Na szczęście na rynku dostępny jest nowy sprzęt - wodoodporny, lekki, wykonany z nowoczesnych materiałów i bardzo komfortowy. Ta orteza pozwoliłaby w końcu odetchnąć z ulga i naprawdę zacząć żyć. Pani Krystyna odrzuciłaby niewygodne kule, częściej wychodziła z domu, korzystała z wypoczynku nad wodą, spotykała się z rodziną i znajomymi. Niestety orteza firmy Otto Bock to kosmiczny wręcz koszt ponad 30.000 zł, jak się na pewno domyślacie nieosiągalny dla przeciętnego zjadacza chleba. Poniżej wycena nowej ortezy.
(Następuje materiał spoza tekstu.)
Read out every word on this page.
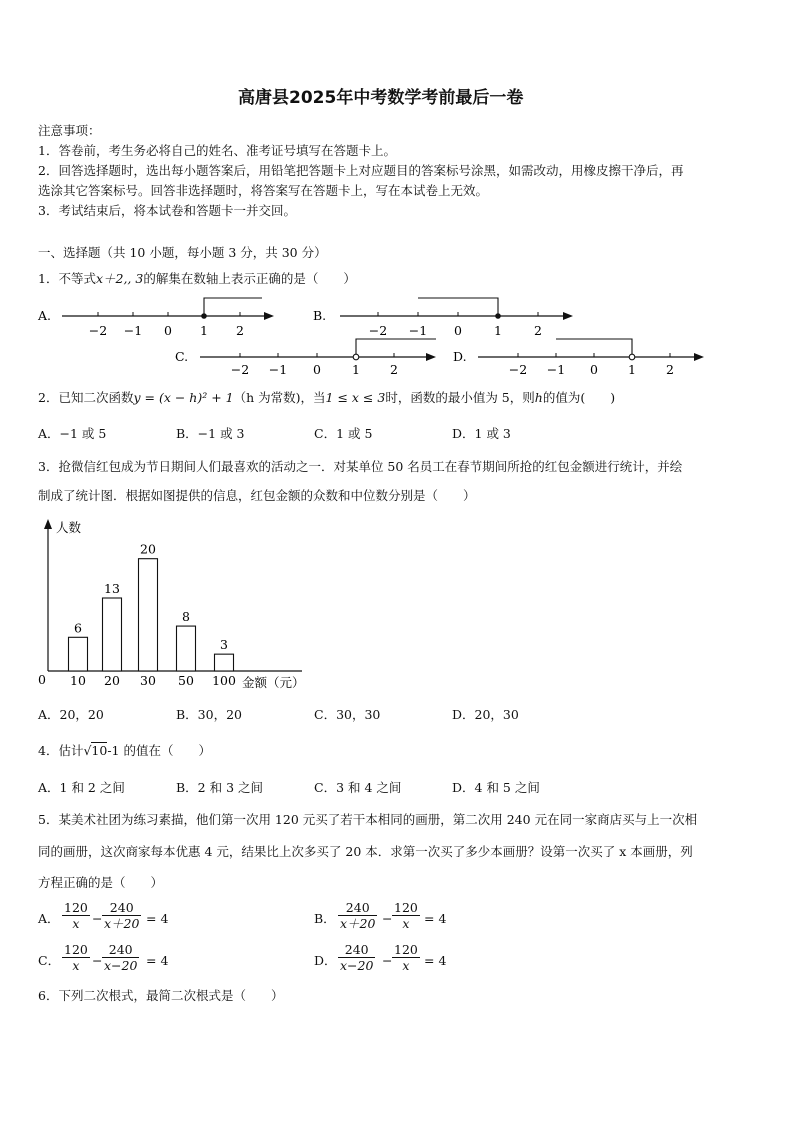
高唐县2025年中考数学考前最后一卷
注意事项：
1．答卷前，考生务必将自己的姓名、准考证号填写在答题卡上。
2．回答选择题时，选出每小题答案后，用铅笔把答题卡上对应题目的答案标号涂黑，如需改动，用橡皮擦干净后，再
选涂其它答案标号。回答非选择题时，将答案写在答题卡上，写在本试卷上无效。
3．考试结束后，将本试卷和答题卡一并交回。
一、选择题（共 10 小题，每小题 3 分，共 30 分）
1．不等式x＋2,, 3的解集在数轴上表示正确的是（　　）
A.
−2 −1 0 1 2
B.
−2 −1 0	1	2
C.
−2 −1 0 1 2
D.
−2 −1 0 1 2
2．已知二次函数y = (x − h)² + 1（h 为常数)，当1 ≤ x ≤ 3时，函数的最小值为 5，则h的值为(　　)
A．−1 或 5	B．−1 或 3	C．1 或 5	D．1 或 3
3．抢微信红包成为节日期间人们最喜欢的活动之一．对某单位 50 名员工在春节期间所抢的红包金额进行统计，并绘
制成了统计图．根据如图提供的信息，红包金额的众数和中位数分别是（　　）
人数
0	金额（元）
6
10
13
20
20
30
8
50
3
100
A．20，20	B．30，20	C．30，30	D．20，30
4．估计√10-1 的值在（　　）
A．1 和 2 之间	B．2 和 3 之间	C．3 和 4 之间	D．4 和 5 之间
5．某美术社团为练习素描，他们第一次用 120 元买了若干本相同的画册，第二次用 240 元在同一家商店买与上一次相
同的画册，这次商家每本优惠 4 元，结果比上次多买了 20 本．求第一次买了多少本画册？设第一次买了 x 本画册，列
方程正确的是（　　）
A． $\frac{120}{x} - \frac{240}{x+20} = 4$	B． $\frac{240}{x+20} - \frac{120}{x} = 4$
C． $\frac{120}{x} - \frac{240}{x-20} = 4$	D． $\frac{240}{x-20} - \frac{120}{x} = 4$
6．下列二次根式，最简二次根式是（　　）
Część kwoty udało się już zebrać za pośrednictwem lokalnych stowarzyszeń, m.in Stowarzyszenia Ziemia Bolesławiecka. Pomaga także rodzina, która jest w stanie zapewnić co najmniej 5-krotny wyjazd do Poznania na przymiarki oraz zakup specjalnego buta o wartości ok. 1000 zł. Pomimo dużego wysiłku i pomocy wielu osób, do celu pozostaje jednak jeszcze 27.000 zł. Wykorzystajmy siłę Internetu i pomóżmy Pani Krystynie, która sama nie ma śmiałości po prosić o pomoc. Jest to kobieta, która przez całe życie pomagała innym i nigdy się nie skarżyła. Teraz czas żeby pomóc jej.
W podziękowaniu za pomoc.
Dla osób, które wesprą projekt jakąkolwiek kwotą, przygotujemy specjalny materiał video, w którym wymienimy wszystkich z imienia i nazwiska oraz podlinkujemy te osoby na Facebooku. Wiem, że darczyńcy zazwyczaj są bardzo skromnymi osobami i nie łakną rozgłosu, ale naszym zdaniem w pełni zasługują na choć symboliczne wyróżnienie.
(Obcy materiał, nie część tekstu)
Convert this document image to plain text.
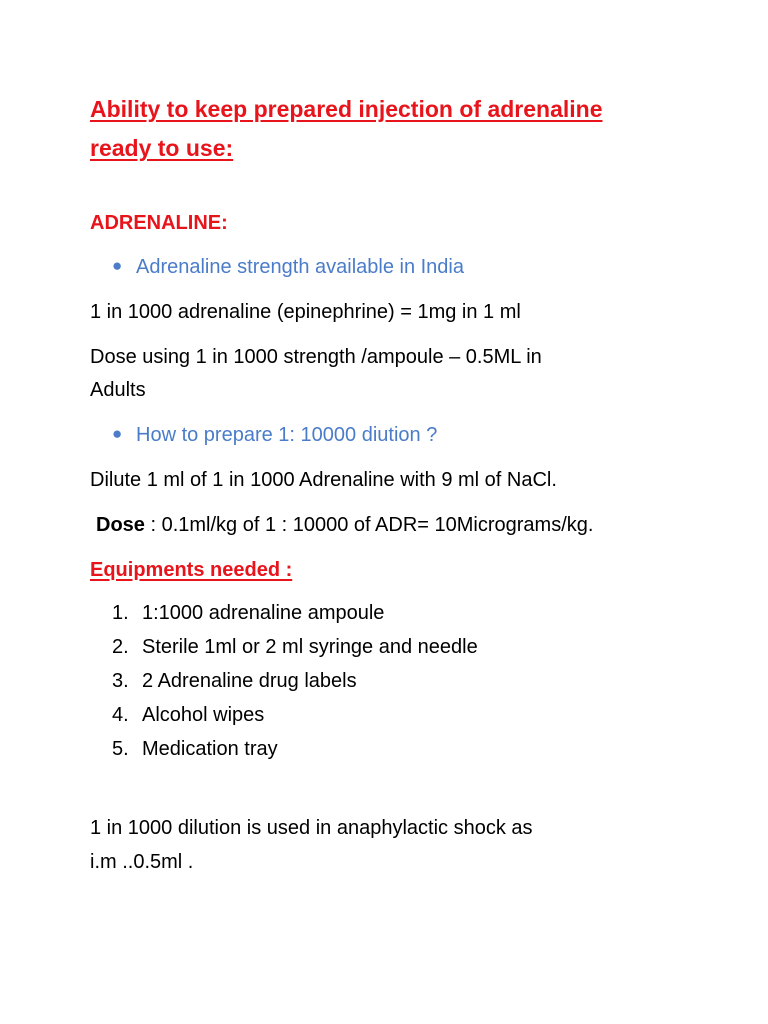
Ability to keep prepared injection of adrenaline
ready to use:
ADRENALINE:
● Adrenaline strength available in India
1 in 1000 adrenaline (epinephrine) = 1mg in 1 ml
Dose using 1 in 1000 strength /ampoule – 0.5ML in
Adults
● How to prepare 1: 10000 diution ?
Dilute 1 ml of 1 in 1000 Adrenaline with 9 ml of NaCl.
Dose : 0.1ml/kg of 1 : 10000 of ADR= 10Micrograms/kg.
Equipments needed :
1. 1:1000 adrenaline ampoule
2. Sterile 1ml or 2 ml syringe and needle
3. 2 Adrenaline drug labels
4. Alcohol wipes
5. Medication tray
1 in 1000 dilution is used in anaphylactic shock as
i.m ..0.5ml .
W imieniu swoim, Pani Krystyny oraz całej rodziny serdecznie dziękujemy za okazanie jakiejkolwiek pomocy oraz udostępnienie strony akcji swoim znajomym.
Dobro powraca. Pozdrawiam Was serdecznie.
O autorze / Zespół
Nazywam się Szymon Wasylów i jestem reżyserem oraz operatorem filmowym. Najbliższą mi formą filmową jest dokument, w którym interesują mnie ludzie i ich historie.